LePere’s paintings and drawings find the beauty in familiar objects
Pencils. Tractors. Kitchen knives. Wooden spoons, bottle openers. Great pyramids, stone sphinxes, diesel engines.
Harrington, Wash., artist Leslie LePere, whose show is underway at the Jundt Art Museum, finds magic in objects – small and large, domestic and those found outdoors – that others find ordinary.
Their representation in his work may have started as a rebellion: When he was a student at Washington State University, in the 1960s and ’70s, his instructors emphasized abstract, “nonobjective” art, which made him want to draw real things.
A bicycle has grace, cattails charisma. The heft of a fork, the perk in a banana parked on a tractor dash, the surprising bend in a pencil – LePere’s 230 drawings, paintings, murals and other pieces at the Jundt illustrate not only real things, but his real admiration for them.
“I think maybe growing up on the farm, where form follows function, had a great deal to do with it,” LePere said. “I found myself falling in love with objects and shaped and recognizable things. To me, each of those recognizable things has a life, a karma, almost a philosophy of its own – thus magic.”
Residents of the Inland Northwest might know LePere’s work without knowing they know it.
Possibly familiar: The matchstick-bearing bird on the cover of Tom Robbins’ “Still Life with Woodpecker,” or the cowgirl on a moon in the author’s “Even Cowgirls Get the Blues.” The handshake and heart on the label for Shepherd’s Grain products. The chairs and teapots and candlesticks on posters for old Inland Craft Warnings events.
“You know that work, because it’s very singular, but you don’t really know the artist,” said Karen Kaiser, curator for education at the museum, on the campus of Gonzaga University. “This is an opportunity to say, ‘Oh, he’s the guy who did this and this and this and this and this.’ ”
If Jundt hasn’t been busy mounting exhibitions of his work, he has been busy. LePere, 67, is a full-time farmer. He and a cousin grow soft white wheat on the 3,000-acre farm where LePere grew up, on land that’s been in his family for 80 years. The farm is 6 miles from Harrington, where he graduated from high school with a class of 24.
LePere returned to the farm after an eight-year, post-WSU stint in Seattle. He taught art at a private school and put on one-man gallery shows and made illustrations for an underground newspaper called the Seattle Flag.

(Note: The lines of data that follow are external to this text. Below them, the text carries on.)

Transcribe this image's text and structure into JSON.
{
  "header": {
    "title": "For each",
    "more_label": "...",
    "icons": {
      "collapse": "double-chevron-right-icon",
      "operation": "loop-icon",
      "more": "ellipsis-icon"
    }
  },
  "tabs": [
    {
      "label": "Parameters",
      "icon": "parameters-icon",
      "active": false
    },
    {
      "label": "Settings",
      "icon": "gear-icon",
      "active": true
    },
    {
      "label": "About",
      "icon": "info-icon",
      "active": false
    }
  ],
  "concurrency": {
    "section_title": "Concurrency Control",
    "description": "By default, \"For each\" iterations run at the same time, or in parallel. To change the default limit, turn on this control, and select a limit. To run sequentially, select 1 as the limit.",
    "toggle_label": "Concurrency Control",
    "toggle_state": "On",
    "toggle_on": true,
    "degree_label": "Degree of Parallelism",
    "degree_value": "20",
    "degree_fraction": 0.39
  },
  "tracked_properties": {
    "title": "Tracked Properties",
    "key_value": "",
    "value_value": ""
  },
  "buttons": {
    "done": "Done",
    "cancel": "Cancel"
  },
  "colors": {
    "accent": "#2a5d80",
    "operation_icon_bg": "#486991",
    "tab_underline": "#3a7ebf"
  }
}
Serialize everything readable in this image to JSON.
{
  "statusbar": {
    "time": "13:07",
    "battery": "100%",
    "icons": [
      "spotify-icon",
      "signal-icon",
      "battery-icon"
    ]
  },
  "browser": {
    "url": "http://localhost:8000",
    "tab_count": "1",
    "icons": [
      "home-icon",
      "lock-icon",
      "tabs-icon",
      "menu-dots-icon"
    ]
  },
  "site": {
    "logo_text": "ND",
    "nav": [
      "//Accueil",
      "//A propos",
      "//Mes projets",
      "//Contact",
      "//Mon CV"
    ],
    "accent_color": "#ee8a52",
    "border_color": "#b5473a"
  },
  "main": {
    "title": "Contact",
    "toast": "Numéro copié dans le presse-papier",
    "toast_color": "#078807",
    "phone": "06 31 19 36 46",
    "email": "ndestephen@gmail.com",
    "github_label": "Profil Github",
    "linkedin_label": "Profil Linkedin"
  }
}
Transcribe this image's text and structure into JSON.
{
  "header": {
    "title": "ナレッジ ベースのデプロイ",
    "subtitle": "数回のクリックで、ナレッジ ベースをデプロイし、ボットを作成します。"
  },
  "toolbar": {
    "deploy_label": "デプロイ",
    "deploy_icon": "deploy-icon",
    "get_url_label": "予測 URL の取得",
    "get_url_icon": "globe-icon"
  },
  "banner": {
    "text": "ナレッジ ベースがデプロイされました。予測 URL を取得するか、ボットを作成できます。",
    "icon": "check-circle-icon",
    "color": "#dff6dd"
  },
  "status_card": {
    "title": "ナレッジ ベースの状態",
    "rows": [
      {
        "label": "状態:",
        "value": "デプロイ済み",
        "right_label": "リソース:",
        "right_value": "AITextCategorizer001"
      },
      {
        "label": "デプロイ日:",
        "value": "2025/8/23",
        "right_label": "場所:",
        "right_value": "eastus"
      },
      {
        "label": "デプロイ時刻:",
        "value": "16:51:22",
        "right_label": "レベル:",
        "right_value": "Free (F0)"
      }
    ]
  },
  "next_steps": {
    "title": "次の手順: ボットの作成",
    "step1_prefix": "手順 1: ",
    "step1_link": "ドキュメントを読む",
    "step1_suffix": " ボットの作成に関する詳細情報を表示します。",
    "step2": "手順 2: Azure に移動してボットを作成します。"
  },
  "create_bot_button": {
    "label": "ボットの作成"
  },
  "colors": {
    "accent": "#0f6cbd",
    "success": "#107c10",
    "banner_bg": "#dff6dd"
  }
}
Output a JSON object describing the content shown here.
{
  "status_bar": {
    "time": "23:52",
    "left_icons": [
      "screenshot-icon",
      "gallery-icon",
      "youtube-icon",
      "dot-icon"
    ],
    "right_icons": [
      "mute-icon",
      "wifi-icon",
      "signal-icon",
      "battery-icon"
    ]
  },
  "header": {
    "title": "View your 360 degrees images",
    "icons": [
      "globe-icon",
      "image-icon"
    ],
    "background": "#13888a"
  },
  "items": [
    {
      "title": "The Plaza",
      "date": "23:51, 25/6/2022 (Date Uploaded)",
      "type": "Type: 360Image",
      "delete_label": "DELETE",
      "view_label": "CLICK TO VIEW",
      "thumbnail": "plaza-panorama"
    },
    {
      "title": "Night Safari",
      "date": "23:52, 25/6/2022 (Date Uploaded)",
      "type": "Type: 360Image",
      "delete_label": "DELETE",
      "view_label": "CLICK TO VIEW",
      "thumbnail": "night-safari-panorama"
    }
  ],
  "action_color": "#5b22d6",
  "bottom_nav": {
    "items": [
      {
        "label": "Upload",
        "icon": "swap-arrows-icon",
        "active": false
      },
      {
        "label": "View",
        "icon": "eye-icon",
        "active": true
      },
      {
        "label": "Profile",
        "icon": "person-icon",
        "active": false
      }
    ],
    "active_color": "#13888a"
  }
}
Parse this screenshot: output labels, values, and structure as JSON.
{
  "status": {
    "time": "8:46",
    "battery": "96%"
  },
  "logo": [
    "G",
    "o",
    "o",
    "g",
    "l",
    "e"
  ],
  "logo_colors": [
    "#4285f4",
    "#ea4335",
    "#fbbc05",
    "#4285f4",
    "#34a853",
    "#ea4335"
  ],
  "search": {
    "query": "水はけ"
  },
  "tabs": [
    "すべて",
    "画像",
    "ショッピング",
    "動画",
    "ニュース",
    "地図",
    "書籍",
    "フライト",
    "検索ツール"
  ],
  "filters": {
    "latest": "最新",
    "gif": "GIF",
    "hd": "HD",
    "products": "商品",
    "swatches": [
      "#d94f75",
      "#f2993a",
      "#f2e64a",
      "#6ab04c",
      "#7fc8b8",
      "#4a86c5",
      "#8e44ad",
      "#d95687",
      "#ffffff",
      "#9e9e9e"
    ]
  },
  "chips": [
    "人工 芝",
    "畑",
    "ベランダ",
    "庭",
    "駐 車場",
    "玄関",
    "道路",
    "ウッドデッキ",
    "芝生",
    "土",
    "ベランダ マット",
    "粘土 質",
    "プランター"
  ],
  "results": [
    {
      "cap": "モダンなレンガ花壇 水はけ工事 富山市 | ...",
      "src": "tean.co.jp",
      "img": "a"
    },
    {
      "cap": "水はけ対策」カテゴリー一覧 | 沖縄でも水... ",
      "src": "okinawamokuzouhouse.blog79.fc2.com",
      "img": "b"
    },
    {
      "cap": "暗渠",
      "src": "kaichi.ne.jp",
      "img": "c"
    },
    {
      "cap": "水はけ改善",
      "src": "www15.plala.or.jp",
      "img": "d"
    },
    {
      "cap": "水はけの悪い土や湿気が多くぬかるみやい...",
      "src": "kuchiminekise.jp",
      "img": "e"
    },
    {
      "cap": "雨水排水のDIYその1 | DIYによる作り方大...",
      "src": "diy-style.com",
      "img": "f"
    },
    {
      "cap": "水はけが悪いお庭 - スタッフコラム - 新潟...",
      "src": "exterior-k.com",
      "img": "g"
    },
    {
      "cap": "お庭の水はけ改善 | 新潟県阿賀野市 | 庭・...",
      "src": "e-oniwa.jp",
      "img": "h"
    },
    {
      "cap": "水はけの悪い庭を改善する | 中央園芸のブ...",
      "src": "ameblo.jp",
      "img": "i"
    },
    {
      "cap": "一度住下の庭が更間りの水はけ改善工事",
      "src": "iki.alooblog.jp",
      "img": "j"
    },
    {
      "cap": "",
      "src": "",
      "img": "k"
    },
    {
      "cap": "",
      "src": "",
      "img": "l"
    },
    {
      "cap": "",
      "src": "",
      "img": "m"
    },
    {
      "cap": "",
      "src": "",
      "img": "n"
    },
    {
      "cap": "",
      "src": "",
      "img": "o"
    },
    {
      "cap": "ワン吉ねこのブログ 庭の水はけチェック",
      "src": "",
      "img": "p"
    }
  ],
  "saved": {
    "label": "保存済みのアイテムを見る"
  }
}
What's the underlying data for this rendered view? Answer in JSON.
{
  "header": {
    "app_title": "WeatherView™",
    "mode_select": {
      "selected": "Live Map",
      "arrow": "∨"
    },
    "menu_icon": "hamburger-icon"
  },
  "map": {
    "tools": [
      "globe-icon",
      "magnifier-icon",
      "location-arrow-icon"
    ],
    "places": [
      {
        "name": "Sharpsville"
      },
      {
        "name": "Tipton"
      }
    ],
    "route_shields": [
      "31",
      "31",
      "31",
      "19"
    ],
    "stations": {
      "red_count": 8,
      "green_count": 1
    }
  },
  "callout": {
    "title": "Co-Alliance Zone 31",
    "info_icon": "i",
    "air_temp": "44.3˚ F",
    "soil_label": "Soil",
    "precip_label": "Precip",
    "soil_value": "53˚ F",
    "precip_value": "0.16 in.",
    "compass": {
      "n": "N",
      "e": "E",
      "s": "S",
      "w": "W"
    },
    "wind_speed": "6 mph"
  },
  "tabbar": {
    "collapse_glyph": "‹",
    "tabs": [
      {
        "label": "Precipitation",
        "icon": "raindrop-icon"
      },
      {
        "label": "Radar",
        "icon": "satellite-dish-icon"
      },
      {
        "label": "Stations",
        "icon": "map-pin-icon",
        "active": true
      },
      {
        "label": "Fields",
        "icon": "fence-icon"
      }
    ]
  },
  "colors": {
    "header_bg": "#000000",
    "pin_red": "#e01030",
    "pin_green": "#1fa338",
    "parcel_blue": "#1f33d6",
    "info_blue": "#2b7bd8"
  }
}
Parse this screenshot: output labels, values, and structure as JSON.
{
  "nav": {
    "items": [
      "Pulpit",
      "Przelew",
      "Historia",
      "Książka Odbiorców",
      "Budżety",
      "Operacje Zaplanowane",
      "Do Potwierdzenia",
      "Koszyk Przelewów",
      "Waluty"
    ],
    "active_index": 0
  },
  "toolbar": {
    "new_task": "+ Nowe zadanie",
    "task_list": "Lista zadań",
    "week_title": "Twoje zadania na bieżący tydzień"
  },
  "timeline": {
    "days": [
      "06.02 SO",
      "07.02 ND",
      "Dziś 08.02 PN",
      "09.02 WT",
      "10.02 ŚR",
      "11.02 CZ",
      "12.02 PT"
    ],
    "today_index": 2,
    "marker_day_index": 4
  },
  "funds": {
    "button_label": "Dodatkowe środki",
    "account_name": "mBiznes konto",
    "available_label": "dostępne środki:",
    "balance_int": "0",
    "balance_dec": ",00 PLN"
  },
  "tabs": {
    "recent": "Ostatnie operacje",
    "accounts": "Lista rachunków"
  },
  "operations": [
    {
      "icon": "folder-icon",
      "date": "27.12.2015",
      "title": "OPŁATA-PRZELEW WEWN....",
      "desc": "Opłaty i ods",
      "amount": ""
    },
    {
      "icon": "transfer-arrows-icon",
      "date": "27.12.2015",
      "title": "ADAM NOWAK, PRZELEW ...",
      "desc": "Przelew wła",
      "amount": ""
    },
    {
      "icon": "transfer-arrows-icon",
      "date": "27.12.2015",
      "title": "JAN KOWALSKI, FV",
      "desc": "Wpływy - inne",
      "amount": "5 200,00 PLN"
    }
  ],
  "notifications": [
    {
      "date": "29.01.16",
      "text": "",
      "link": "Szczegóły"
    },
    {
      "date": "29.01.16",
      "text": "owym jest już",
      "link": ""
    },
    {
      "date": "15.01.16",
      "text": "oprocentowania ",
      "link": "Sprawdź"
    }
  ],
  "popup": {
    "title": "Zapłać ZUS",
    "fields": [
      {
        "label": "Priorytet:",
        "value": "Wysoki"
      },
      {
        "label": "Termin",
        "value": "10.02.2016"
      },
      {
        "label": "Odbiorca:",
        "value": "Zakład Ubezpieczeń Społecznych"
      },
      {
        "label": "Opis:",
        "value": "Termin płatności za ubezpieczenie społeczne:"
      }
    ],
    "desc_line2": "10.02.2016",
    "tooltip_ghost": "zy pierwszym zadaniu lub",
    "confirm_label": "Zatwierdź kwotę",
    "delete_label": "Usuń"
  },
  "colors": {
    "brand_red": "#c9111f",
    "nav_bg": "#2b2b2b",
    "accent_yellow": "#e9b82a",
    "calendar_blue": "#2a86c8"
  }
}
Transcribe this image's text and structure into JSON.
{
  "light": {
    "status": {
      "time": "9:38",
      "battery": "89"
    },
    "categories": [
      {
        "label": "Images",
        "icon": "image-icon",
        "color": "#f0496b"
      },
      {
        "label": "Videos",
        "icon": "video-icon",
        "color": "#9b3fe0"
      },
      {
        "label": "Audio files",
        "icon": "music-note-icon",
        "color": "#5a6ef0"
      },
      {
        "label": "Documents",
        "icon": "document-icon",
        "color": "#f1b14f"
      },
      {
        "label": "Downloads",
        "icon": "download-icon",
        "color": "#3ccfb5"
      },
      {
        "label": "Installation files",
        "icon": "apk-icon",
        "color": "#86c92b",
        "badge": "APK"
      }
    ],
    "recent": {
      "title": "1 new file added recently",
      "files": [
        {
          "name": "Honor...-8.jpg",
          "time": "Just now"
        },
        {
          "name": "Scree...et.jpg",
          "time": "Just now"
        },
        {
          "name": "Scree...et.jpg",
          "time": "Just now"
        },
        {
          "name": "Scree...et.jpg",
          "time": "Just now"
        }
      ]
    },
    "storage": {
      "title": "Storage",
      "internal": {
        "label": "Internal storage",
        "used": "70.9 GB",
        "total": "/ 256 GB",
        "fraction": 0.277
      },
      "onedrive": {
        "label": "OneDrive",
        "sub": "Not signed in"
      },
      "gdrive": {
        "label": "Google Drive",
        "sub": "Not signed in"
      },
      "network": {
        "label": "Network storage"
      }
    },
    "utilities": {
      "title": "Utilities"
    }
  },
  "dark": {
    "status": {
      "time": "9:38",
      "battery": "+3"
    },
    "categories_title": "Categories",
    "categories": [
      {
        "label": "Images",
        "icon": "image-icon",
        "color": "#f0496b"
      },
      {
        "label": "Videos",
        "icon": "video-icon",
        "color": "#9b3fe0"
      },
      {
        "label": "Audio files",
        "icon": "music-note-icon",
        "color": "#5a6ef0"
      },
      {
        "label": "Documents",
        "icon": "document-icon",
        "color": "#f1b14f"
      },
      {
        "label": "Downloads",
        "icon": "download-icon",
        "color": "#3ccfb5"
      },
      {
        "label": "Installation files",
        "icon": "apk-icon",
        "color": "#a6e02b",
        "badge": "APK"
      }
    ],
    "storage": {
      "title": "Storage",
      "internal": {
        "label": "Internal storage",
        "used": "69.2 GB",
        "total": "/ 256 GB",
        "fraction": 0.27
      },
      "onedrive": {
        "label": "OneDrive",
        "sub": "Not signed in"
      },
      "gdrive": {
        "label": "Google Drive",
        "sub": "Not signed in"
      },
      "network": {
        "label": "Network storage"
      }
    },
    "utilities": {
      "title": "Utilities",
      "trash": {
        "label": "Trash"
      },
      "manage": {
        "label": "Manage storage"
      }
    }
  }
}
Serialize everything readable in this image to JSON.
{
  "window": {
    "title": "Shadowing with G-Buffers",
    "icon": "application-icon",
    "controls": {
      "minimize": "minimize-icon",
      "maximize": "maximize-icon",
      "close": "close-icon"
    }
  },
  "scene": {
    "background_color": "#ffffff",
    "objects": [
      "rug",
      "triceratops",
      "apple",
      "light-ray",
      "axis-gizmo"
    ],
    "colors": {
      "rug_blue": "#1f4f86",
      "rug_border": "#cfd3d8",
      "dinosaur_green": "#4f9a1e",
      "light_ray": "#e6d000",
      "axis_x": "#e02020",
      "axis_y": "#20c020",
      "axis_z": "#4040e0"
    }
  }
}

He was “scraping out a meager existence” when his father asked him if he’d like to work the farm.
“One day I woke up and thought, ‘I think I could use farming to support my art habit,’ ” LePere said. It would give him independence and freedom and time to think, he thought. And it does.
While LePere is best known for commercial work, Kaiser said, he is a fine artist.
Among her favorites in the show is a 6-by-6-inch ink-and-pencil piece that looks out into the Harrington night through a kitchen window. The piece is both an interior and a landscape.
“No Kitsch Kitchen” packs dozens of objects into a small space. It’s part of a series of 6-by-6 pieces.
“They are just exquisite,” Kaiser said. “And everything about them is very personal. Every object has some sort of meaning and association. If you know anything about Les, you can trace his history by looking at these particular pieces. A lot of it has to do with the farm, but he also brings a lot of his world experience into that farm landscape.”
The pieces on display go back to a snowman LePere made in 1953, when he was 7, an 8-by-10. It’s a crayon drawing called “Snowman,” and he loves it. Work from LePere’s college years hangs alongside posters and illustrations and pieces he calls autobiographical narratives.
There’s also a Tom Robbins section. LePere has drawn the covers for 10 of his books; the cover for Robbins’ “Tibetan Peach Pie,” a memoir due out in 2014, hangs in LePere’s exhibition.
When the Jundt agreed to exhibit his work, LePere said, he panicked: He’d never have enough work for a gallery show. Once he’d gathered it up, from other people and his basement, he felt gratified.
“It surprised me that I was able to accomplish that much having a full-time job farming,” LePere said, “and it absolutely put a smile on my face and a song in my heart, to know that I was able to combine both loves and passions.”